SafeBreach 'Fake Context Alignment' hijacks Google Gemini on Android via malicious WhatsApp/Slack notifications - no malicious app needed, now patched

SafeBreach's Or Yair has demonstrated Fake Context Alignment, a technique that hijacks Google Gemini's voice assistant on Android through malicious notifications from apps like WhatsApp and Slack - no malicious app on the phone required. Gemini's Utilities feature reads and acts on notification text as if it were instructions, an attack surface Yair calls 'effectively infinite.' The bypass runs two illusions at once: it poses the real authorization question in a language the victim does not speak, defeating Google's post-Invitation prompt-injection mitigations. It can fake a boss's message, open windows, force a Zoom call, or poison long-term memory. Google has patched it; no CVE was assigned.

Check
Advise Android users with Gemini to disable or restrict its Utilities notification-reading feature where not essential. Treat unexpected spoken instructions referencing Drive uploads or calls with suspicion.
Affected
Android users with Google Gemini's notification-reading Utilities enabled. Any app or service that can push a notification could inject instructions; iOS and web are not affected. Now patched.
Fix
Ensure Gemini is updated to the patched version. Limit which apps can post notifications Gemini reads. For sensitive actions, require on-screen confirmation rather than voice-only approval.

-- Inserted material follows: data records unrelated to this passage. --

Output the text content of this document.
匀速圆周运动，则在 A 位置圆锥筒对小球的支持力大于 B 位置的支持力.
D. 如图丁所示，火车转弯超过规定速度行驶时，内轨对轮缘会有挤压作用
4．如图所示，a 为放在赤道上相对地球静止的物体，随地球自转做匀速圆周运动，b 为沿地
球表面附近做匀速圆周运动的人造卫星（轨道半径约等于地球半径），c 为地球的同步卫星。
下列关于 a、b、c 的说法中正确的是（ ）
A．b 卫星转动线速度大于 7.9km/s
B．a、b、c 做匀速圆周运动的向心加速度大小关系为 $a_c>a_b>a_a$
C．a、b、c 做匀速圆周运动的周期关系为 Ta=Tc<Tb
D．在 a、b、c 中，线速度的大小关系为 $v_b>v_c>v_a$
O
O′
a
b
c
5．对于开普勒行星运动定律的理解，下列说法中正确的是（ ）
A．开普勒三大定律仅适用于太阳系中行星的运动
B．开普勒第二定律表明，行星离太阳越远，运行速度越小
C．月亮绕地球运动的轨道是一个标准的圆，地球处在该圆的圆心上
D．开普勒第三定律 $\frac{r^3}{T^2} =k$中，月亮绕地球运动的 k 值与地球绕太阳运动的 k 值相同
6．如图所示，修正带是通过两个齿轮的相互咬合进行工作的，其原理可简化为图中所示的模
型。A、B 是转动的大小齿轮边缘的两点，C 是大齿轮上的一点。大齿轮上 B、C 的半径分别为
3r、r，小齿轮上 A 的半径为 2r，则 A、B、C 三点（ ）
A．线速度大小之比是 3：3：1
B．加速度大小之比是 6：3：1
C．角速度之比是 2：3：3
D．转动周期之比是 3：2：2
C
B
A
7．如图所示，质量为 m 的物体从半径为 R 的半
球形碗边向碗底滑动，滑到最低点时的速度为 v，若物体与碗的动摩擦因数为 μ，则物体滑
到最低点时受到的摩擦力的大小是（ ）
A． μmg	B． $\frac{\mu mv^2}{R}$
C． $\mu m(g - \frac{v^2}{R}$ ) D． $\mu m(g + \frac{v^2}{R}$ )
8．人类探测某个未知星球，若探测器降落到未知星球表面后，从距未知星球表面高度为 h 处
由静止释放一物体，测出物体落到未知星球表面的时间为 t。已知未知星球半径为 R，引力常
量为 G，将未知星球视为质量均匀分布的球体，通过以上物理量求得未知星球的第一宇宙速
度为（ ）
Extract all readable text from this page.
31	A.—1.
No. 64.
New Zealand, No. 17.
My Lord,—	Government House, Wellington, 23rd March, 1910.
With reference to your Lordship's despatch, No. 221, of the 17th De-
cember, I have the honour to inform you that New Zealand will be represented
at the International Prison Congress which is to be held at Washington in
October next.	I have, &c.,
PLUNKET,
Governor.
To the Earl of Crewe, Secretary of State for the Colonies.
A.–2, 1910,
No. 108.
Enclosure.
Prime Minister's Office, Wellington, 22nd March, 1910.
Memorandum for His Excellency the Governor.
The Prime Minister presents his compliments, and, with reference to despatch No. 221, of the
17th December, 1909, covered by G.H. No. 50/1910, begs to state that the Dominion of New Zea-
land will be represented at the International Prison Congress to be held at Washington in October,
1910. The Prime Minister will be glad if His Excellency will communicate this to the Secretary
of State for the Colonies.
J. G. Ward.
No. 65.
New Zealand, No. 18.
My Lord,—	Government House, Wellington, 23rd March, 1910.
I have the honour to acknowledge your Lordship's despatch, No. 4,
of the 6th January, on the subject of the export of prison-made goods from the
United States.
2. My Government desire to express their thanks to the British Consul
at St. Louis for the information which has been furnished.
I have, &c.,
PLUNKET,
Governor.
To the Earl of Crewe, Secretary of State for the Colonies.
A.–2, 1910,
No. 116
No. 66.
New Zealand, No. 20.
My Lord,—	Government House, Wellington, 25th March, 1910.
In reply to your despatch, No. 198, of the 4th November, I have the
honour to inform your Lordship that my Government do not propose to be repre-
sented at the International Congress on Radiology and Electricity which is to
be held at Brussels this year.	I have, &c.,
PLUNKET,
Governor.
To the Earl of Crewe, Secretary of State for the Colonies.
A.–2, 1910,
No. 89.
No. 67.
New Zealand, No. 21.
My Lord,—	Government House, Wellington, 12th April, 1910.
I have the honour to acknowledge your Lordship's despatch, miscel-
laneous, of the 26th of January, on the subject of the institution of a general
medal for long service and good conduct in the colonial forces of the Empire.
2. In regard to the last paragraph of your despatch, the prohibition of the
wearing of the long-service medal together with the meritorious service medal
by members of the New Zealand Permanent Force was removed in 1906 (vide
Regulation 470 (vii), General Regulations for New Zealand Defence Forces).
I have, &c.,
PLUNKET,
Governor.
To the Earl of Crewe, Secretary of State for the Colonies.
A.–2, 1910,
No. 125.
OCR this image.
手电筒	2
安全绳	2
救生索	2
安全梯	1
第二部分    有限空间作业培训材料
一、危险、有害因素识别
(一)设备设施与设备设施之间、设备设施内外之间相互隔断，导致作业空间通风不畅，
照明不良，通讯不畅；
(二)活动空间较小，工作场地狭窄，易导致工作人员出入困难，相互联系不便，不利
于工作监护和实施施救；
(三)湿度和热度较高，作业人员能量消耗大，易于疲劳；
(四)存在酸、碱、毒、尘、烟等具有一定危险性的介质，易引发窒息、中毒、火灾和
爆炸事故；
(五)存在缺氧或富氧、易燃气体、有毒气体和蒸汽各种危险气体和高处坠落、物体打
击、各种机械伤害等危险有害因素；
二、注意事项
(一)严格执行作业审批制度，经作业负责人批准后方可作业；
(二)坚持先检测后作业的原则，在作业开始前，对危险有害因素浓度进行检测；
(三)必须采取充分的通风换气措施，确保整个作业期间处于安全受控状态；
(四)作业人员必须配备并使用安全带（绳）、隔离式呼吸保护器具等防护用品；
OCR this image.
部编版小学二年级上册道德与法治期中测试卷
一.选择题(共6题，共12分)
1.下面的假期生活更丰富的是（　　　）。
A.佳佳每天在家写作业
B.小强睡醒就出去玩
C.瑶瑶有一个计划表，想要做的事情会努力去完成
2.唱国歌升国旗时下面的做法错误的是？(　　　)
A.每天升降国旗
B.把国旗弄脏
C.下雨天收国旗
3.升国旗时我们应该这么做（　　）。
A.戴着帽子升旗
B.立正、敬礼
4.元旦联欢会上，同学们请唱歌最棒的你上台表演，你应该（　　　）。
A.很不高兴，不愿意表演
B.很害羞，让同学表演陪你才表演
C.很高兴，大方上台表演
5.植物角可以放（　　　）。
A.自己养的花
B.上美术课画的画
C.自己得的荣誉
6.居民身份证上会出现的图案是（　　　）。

Chinese cybercrime actor TA4922 expands to Europe with Atlas RAT and localized payroll/tax lures - likely LLM-accelerated malware

Proofpoint has detailed TA4922, a Chinese-speaking financially-motivated cybercrime group that has expanded from East Asia into Europe, deploying the previously undocumented Atlas backdoor against organizations in Germany, Italy, the UK, and South Africa. Since March its tempo has surged - Proofpoint says TA4922 now runs more unique campaigns than any other cybercrime actor in its data. Lures impersonate payroll notices, tax audits, VAT filings, compliance notices, invoices, and HR communications, with follow-up contact via WhatsApp, LINE, and Microsoft Teams. The group overlaps with activity reported as Silver Fox and Void Arachne. Proofpoint believes the rapidly expanding malware arsenal is being accelerated with LLMs, citing AI-generated code patterns and placeholder values.

Check
Hunt European endpoints for the Atlas backdoor and TA4922 custom loaders. Inspect email for payroll/tax/VAT/invoice lures and unsolicited WhatsApp, LINE, or Teams contact. Apply Proofpoint IoCs.
Affected
Organizations in Germany, Italy, the UK, and South Africa - TA4922's expanded European targets. Finance, HR, and tax-themed lures plus messaging-app outreach are the delivery vectors.
Fix
Apply Proofpoint IoCs and block Atlas RAT C2. Train finance and HR staff against tax/payroll/invoice lures and unsolicited messaging-app contact. Restrict execution of email-delivered loaders and scripts.